Google framed the effort as infrastructure tuned for an “agentic” era of AI — systems that run persistent, multi‑step reasoning and fast recall across long contexts — and said the new TPUs pair with new fabric and host CPU designs to meet those demands.
The rollout follows a staged approach rather than instant global availability: Google’s v7 Ironwood family is already being phased into certain zones, and v8 capacity will appear similarly by region as operators validate power, cooling, and networking.
The v8 training/inference split also fits a wider industry pattern: hyperscalers are diversifying away from an all‑GPU model and building or buying specialized ASICs to control cost and capacity. That trend shows up in public cloud offerings and supply deals across the sector.
Economics are the clearest short‑term driver: Google and others argue TPU 8i delivers much better performance‑per‑dollar for inference at scale, while TPU 8t raises training efficiency and pod‑level throughput — both levers that change the per‑token and per‑training‑step math customers use to compare clouds.
But the hardware is only half the work. TPUs use different software stacks and preferred frameworks — JAX on Google Cloud is a leading example — and porting models from GPU ecosystems to TPU pipelines requires engineering, testing, and often model tuning. That friction matters for enterprise migration decisions.
The new designs also force data‑center changes: denser TPUs and larger superpods drive liquid cooling, higher‑capacity power delivery, and faster fabric topologies that Google labeled in presentations as part of its Virgo/Boardfly networking story. Operators balancing rack density and regional constraints will choose where to place TPU clusters carefully.
Hyperscaler customers are already reacting.

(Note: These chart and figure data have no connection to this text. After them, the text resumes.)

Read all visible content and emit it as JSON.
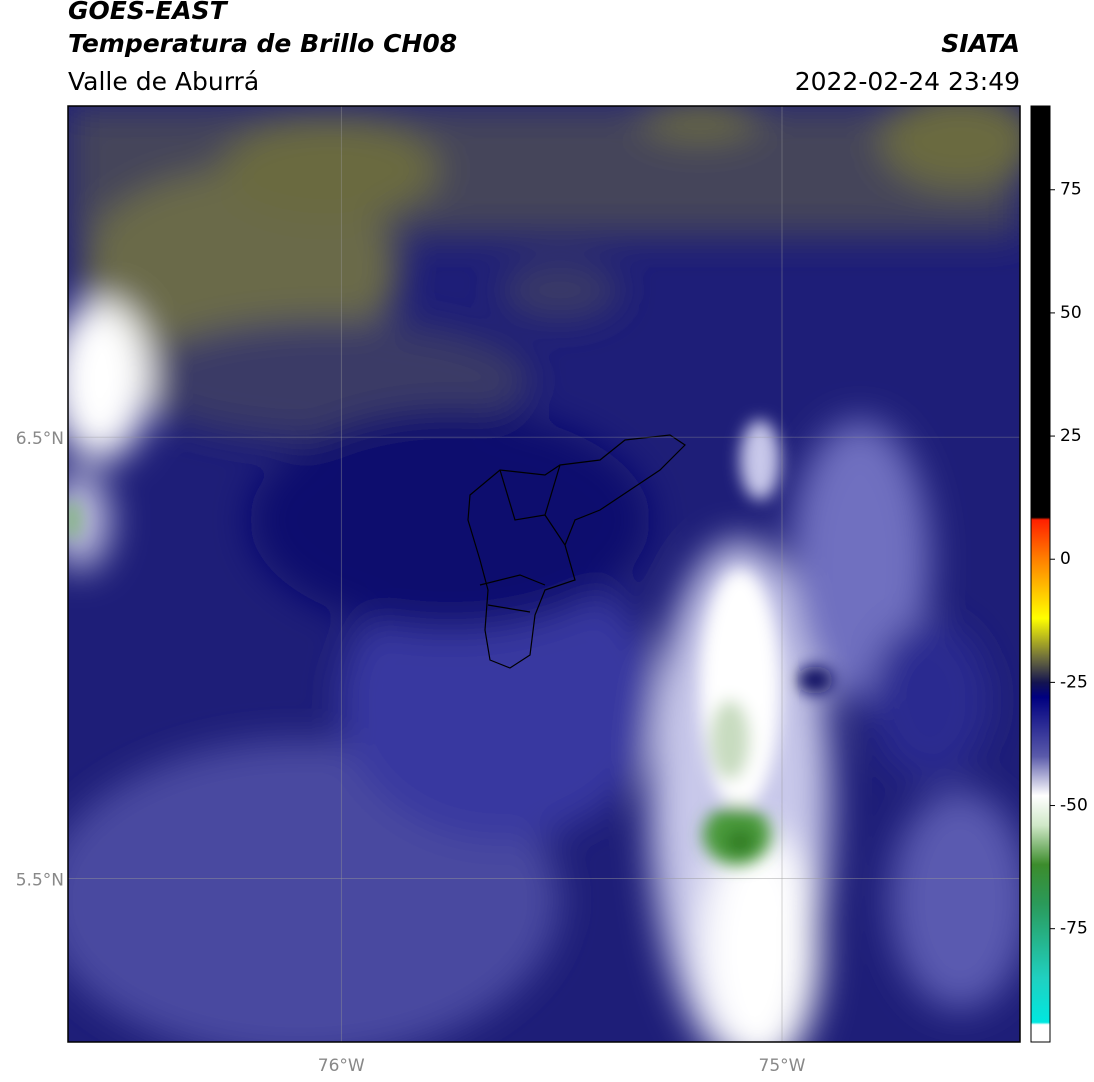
{
  "header": {
    "title": "GOES-EAST",
    "subtitle": "Temperatura de Brillo CH08",
    "region": "Valle de Aburrá",
    "source": "SIATA",
    "datetime": "2022-02-24 23:49"
  },
  "map": {
    "latlim": [
      5.13,
      7.25
    ],
    "lonlim": [
      -76.62,
      -74.46
    ],
    "latticks": [
      {
        "value": 6.5,
        "label": "6.5°N"
      },
      {
        "value": 5.5,
        "label": "5.5°N"
      }
    ],
    "lonticks": [
      {
        "value": -76,
        "label": "76°W"
      },
      {
        "value": -75,
        "label": "75°W"
      }
    ],
    "grid": true
  },
  "colorbar": {
    "lim": [
      -98,
      92
    ],
    "ticks": [
      75,
      50,
      25,
      0,
      -25,
      -50,
      -75
    ],
    "stops": [
      {
        "value": 92,
        "color": "#000000"
      },
      {
        "value": 8.5,
        "color": "#000000"
      },
      {
        "value": 8,
        "color": "#ff2000"
      },
      {
        "value": 0,
        "color": "#ff8000"
      },
      {
        "value": -12,
        "color": "#ffff00"
      },
      {
        "value": -20,
        "color": "#6e6e3c"
      },
      {
        "value": -25,
        "color": "#141450"
      },
      {
        "value": -28,
        "color": "#000080"
      },
      {
        "value": -40,
        "color": "#5a5aaa"
      },
      {
        "value": -48,
        "color": "#ffffff"
      },
      {
        "value": -54,
        "color": "#d0e8c8"
      },
      {
        "value": -62,
        "color": "#3c8c2c"
      },
      {
        "value": -70,
        "color": "#2a9a5a"
      },
      {
        "value": -85,
        "color": "#20d0c0"
      },
      {
        "value": -94,
        "color": "#00e8e0"
      },
      {
        "value": -94.5,
        "color": "#ffffff"
      },
      {
        "value": -98,
        "color": "#ffffff"
      }
    ]
  }
}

Large AI firms and cloud tenants have been signing capacity agreements and experimenting with TPU fleets, and some customers that previously ran primarily on GPUs are testing TPUs for parts of their pipelines where price or latency gains are clear.
For cloud operators the practical choice is increasingly about mixing silicon instead of choosing only one vendor. That makes pricing and consumption models more complex, but it can also create negotiating leverage for large customers and new business lines for providers offering multi‑accelerator portfolios.
For enterprise buyers the immediate takeaway is pragmatic: benchmark real workloads, insist on portability and clear pricing for long contexts or agentic flows, and plan procurement to avoid single‑vendor lock‑in as hyperscalers roll out heterogeneous silicon and regional capacity.